Call it a harmonia oppositorum, an unlikely harmony between the two opposing forces:
hard, heavy, immobile, eternal rock vs. ethereal, ephemeral shadows.
Bolesław Ryziński’s photography uses antinomous elements to lead us deep
into the human history. In Platon’s Politeia, the rock with the shadows cast on it
are elements of one of the most important parables about the human fate.
In the aesthetics of the Middle Ages, nature was described with anthropomorphic metaphors:
a lake was an eye, a bulrush represented an eyebrow, rock stood for the body of Christ;
its cracked surfaces were interpreted as wounds on His body - hence, when painting
The Virgin of the Rocks, Leonardo Da Vinci chose the rocky background not for
an aesthetic reason, but because of its symbolic meaning.
According to Greek mythology, Art began with an image of a shadow on a wall.
In Book 35 of his Natural History, Pliny the Elder maintains that the contour of human body
constituted the first painting ever […omnes umbra hominis lineis circumducta].
In chapter 15 he talks about a beauty of Sicyon, Kora, who falls in love with her father’s
young worker. Seeing the feelings sparkle between the two, father sends the object of her
affection on a far and dangerous journey. On the farewell evening, Kora wishes to etch a picture
of her lover in her memory. She brings an oil lamp to his face and draws his profile
[umbram ex facie eius ad lucernam in pariete lineis circumscripsit].

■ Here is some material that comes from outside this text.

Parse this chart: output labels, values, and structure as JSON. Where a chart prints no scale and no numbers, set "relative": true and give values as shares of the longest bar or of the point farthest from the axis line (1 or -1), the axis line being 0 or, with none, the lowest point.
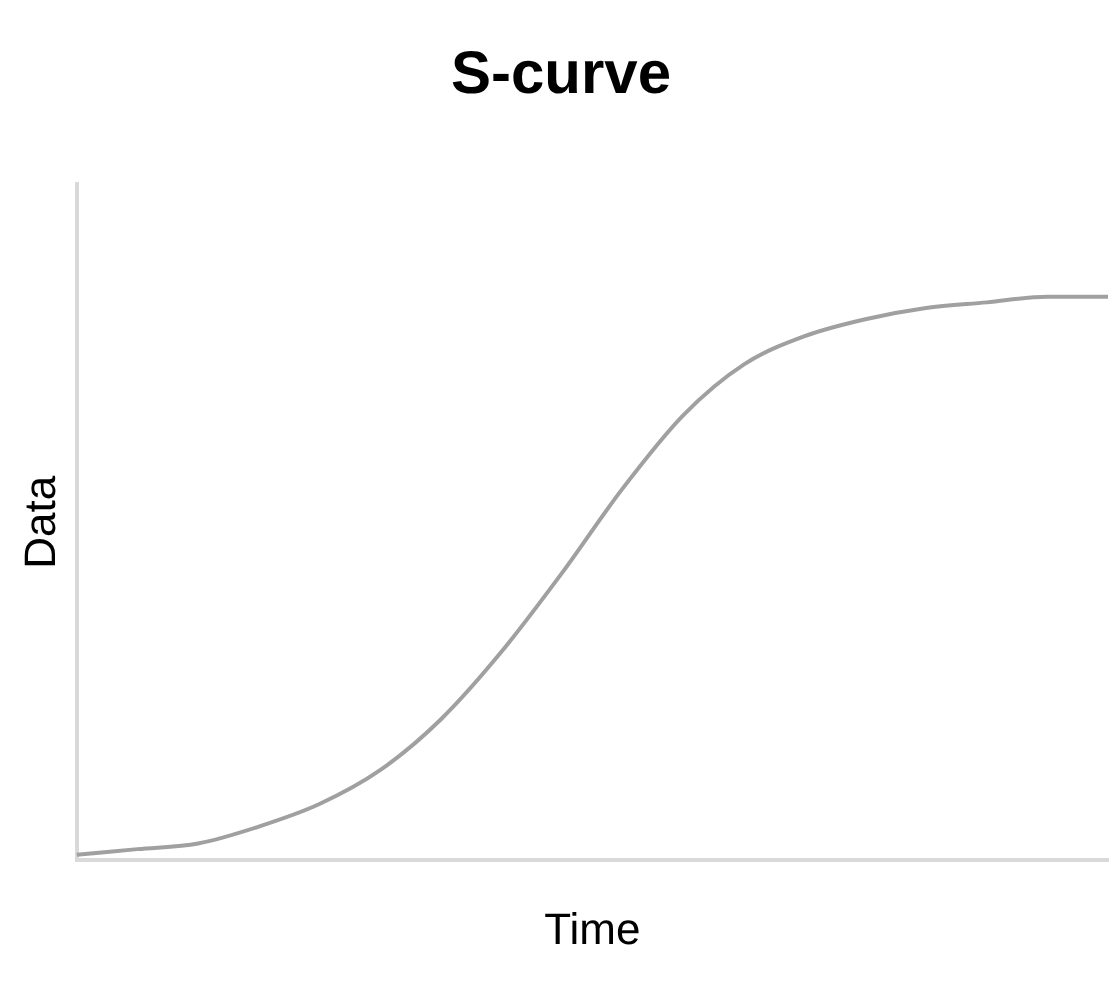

Thus, according to Pliny, woman became the world’s first painter.
The set of extraordinary photographs by Ryziński, so simple in their poetics
(with simplicity being a goal most difficult to attain in Art), register something both elusive
and archaic. Carl Gustav Jung would probably discover in them a fleeting taste of prehistory –
the first image of a man – the beginning of all art similar to the paintings in the Lascaux Cave,
created some twenty thousand years ago. These Paleolithic shadows of animals and people still
arouse admiration with their magical expression. Born on the island of Wolin,
with it tall embankments and sea boulders, Ryziński has combined this archetype
with his present experience among the Canadian coastal rocks of Cape Breton.